Systemic Significance of SIFMA’s Local Response

SIFMA’s decision to exclude mortgages coming from a jurisdiction where the threat of eminent domain being exercised is material was a hot topic on Naked Capitalism on 7/20 (last Friday) where it turned into a wrangle about public policy that, IMHO, missed the point of Yves’ blog. http://ow.ly/cpzBBi

To me, it is an interesting case study in how market microstructure changes. http://wel.ly/dio

SIFMA’s justification is that an involuntary seizure of property by the government has the financial effect of a prepayment. The message is, “if you assert government dominance over contractual rights in the private market, then we will not give your government-guaranteed market the benefit of the liquidity coming from the government guarantee.”

I agree with the logic of SIFMA’s response because it can be applied to default risk as well as prepayment risk. How is that? By their own logic, if the holding is liquidated below the nominal value of the loan balance, it has the effect of involuntary prepayment, ie, default. And here’s a bit of economic reality: if you undo a market’s underpinnings, no matter who wins and loses as a result, you must learn to live with less liquidity. At least until a new set of rules is established that everyone agrees to play by.
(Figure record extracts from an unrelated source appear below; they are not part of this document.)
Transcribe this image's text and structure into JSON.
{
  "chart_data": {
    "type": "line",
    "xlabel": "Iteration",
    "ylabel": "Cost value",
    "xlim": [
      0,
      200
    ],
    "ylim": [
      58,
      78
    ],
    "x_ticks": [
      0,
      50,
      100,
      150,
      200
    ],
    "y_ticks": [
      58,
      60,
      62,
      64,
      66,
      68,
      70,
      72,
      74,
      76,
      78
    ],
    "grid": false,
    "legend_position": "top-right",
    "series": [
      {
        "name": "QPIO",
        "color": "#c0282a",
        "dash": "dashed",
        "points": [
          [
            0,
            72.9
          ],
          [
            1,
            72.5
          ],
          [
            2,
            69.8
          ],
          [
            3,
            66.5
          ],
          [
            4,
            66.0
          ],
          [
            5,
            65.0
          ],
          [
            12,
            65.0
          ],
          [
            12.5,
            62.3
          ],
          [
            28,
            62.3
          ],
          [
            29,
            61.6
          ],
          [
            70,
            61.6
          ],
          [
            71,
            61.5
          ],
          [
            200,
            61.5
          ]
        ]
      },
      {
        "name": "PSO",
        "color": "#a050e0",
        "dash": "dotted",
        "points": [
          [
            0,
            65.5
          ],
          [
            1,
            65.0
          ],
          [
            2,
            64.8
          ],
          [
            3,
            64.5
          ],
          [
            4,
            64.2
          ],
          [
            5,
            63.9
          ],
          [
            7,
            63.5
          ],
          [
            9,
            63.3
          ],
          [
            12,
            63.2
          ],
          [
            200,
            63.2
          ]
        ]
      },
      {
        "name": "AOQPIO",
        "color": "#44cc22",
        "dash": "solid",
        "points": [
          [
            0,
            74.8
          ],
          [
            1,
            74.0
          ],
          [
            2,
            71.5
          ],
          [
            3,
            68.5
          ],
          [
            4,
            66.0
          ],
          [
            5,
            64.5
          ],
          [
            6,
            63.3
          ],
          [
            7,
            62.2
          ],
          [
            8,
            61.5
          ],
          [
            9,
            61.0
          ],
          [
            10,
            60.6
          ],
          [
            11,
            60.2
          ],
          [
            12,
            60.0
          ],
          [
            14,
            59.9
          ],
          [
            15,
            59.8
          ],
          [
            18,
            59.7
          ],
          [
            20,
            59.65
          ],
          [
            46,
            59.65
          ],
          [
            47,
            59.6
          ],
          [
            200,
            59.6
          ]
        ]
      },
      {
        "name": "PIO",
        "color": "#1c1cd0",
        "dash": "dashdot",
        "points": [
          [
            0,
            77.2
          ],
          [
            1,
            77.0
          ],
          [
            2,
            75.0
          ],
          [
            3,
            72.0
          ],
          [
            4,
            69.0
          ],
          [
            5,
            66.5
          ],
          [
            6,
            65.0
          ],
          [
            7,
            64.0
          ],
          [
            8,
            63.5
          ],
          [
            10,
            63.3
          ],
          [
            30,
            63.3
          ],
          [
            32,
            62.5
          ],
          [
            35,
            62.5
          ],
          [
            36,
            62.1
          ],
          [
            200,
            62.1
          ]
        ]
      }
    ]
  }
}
Any suggestion by SIFMA that its own TBA market is less than homogeneous opens the door to a deeper critique that SIFMA surely did not intend. The TBA market has all the trappings of a contract market without the imposition of criteria to standardize it. Ie, the banks can have their liquidity cake and eat it away from the spotlight of exchange disclosure. Real standardization means measuring and disclosing the credit strength of the loan, not that of its guarantors, before the point of sale.

To have that, well, it would be a first for our mortgage market, and a giant leap forward for financial system integrity.